Efectivos de la Departamental Punilla lograron recuperar este viernes una motocicleta Honda Wave de color negro que tenía pedido de secuestro vigente. El hallazgo se produjo pasado el mediodía en la costa del río sobre calle Héroes de Malvinas, en el barrio Playas de Oro de la localidad de San Antonio de Arredondo.
Según se informó, una patrulla realizaba un operativo de rastrillaje por el sector cuando divisó el rodado abandonado a la orilla del río. Al verificar los datos identificatorios de chasis y motor en el sistema de la fuerza, se constató que se trataba de la moto robada el día anterior.
Por disposición de la Fiscalía de Instrucción interviniente, el vehículo fue secuestrado y trasladado a la sede policial.
El violento asalto previo
Como informó este medio, el robo había ocurrido el jueves alrededor de las 21:30 horas en Villa Carlos Paz, en momentos en que la víctima regresaba a su casa tras finalizar su jornada laboral como empleada de una farmacia del centro.

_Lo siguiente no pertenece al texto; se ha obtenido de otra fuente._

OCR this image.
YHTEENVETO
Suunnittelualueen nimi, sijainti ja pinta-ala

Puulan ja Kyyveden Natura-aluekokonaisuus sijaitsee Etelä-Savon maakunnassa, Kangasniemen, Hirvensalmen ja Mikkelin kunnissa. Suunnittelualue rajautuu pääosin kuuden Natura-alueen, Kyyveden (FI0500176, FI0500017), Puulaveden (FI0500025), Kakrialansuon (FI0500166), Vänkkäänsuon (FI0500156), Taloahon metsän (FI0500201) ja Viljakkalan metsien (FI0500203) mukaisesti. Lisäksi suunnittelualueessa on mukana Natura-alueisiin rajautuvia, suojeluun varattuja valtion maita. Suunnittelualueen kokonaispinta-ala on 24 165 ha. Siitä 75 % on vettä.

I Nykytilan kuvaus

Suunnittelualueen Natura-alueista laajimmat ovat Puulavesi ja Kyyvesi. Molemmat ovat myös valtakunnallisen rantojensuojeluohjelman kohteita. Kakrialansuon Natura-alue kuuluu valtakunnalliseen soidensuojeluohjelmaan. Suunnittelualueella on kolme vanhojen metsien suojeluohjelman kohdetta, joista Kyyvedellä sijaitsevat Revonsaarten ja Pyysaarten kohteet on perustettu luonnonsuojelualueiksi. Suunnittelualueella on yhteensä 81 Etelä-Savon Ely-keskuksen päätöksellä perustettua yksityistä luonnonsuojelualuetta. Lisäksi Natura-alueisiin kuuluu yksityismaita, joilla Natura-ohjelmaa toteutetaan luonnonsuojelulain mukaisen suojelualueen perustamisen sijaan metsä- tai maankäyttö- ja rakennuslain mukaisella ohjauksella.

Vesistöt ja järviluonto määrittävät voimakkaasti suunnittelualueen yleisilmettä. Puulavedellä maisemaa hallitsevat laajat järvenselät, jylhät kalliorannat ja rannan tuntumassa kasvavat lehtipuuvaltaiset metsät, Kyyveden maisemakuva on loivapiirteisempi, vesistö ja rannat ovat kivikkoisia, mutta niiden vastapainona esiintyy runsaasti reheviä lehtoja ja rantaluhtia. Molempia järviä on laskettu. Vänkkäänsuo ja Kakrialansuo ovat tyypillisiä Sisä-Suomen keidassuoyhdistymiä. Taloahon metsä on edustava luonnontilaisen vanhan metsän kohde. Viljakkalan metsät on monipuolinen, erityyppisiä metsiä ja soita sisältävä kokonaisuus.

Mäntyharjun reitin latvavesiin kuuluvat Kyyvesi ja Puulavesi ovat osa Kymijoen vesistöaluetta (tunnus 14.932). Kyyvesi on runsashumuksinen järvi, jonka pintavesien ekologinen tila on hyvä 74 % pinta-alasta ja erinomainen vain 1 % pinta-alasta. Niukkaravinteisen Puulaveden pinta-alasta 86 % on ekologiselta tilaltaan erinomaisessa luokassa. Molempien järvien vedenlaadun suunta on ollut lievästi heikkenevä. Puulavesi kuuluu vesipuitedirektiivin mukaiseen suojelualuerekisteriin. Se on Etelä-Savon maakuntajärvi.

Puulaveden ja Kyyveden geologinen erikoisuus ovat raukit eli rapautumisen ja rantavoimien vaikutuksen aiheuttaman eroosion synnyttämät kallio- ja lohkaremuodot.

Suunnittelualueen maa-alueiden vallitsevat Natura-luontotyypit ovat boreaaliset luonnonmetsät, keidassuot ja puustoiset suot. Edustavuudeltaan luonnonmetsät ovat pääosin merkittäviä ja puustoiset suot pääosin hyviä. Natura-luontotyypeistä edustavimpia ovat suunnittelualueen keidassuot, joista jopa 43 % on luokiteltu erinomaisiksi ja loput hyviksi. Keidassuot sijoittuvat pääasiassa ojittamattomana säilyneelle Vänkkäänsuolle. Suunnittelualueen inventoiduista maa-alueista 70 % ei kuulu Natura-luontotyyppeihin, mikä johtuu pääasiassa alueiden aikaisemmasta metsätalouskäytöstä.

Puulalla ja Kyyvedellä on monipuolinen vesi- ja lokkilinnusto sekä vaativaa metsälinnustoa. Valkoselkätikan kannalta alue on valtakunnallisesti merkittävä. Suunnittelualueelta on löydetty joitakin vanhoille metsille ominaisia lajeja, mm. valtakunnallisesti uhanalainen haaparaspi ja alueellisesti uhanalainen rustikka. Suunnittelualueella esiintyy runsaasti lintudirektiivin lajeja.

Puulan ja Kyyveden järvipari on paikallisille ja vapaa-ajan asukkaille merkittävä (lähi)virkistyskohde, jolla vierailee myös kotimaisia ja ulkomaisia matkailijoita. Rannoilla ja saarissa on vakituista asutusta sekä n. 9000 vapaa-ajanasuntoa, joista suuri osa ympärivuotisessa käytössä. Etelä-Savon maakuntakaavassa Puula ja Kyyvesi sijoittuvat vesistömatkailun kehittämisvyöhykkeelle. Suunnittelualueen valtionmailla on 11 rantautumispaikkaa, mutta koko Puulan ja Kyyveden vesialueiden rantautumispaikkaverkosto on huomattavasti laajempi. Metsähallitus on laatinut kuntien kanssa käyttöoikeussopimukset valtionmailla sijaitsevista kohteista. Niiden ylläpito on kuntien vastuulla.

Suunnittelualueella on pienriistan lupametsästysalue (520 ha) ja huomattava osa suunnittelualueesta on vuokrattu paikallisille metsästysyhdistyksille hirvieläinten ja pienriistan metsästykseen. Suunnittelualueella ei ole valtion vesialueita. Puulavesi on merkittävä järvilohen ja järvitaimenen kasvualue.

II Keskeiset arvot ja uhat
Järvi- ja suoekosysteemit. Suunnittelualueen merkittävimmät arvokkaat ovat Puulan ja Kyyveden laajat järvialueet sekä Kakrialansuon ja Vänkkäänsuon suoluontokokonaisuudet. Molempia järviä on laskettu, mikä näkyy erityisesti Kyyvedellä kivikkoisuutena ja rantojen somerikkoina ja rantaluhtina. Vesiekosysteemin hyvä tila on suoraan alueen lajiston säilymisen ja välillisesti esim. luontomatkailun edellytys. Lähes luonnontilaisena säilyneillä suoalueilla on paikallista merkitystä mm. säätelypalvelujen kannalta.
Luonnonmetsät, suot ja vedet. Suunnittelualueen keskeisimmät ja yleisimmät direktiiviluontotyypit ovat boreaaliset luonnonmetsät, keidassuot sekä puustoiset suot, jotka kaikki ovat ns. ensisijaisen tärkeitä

Según relató Federico, hijo de la mujer, a Carlos Paz Vivo!, dos jóvenes en motocicleta comenzaron a seguirla desde el semáforo de calle Asunción esquina La Paz.
Al llegar a la intersección de Los Sauces y Los Algarrobos, los delincuentes le cruzaron el vehículo. «Le pegaron una patada para tirarla y empezaron a gritarle: ‘Entregá la moto, entregá la moto’», contó el joven. Mientras la mujer intentaba sacar la llave, uno de los ladrones le exigió al otro que también le robara la cartera.
La víctima comenzó a pedir ayuda a los gritos y fue auxiliada por automovilistas que pasaban por el lugar, lo que motivó la huida de los agresores hacia el barrio El Fantasio con el rodado sustraído.
Indignación por la demora policial y judicial
Tras el desesperado llamado de su madre, Federico se dirigió inmediatamente al lugar desde el barrio Las Malvinas y denunció públicamente la falta de asistencia: «Yo llegué más rápido que la Policía y ningún móvil apareció para asistir a mi mamá, que estaba golpeada y acababa de sufrir el robo».
A esto se sumó el malestar por la atención posterior en la Unidad Judicial, donde la familia aseguró que debió esperar cerca de tres horas para poder radicar la denuncia. Además, el joven señaló que un vecino les facilitó imágenes de cámaras de seguridad de la zona en las que se observa pasar un patrullero y, apenas unos 30 segundos después, a la motocicleta robada circulando por el mismo sector.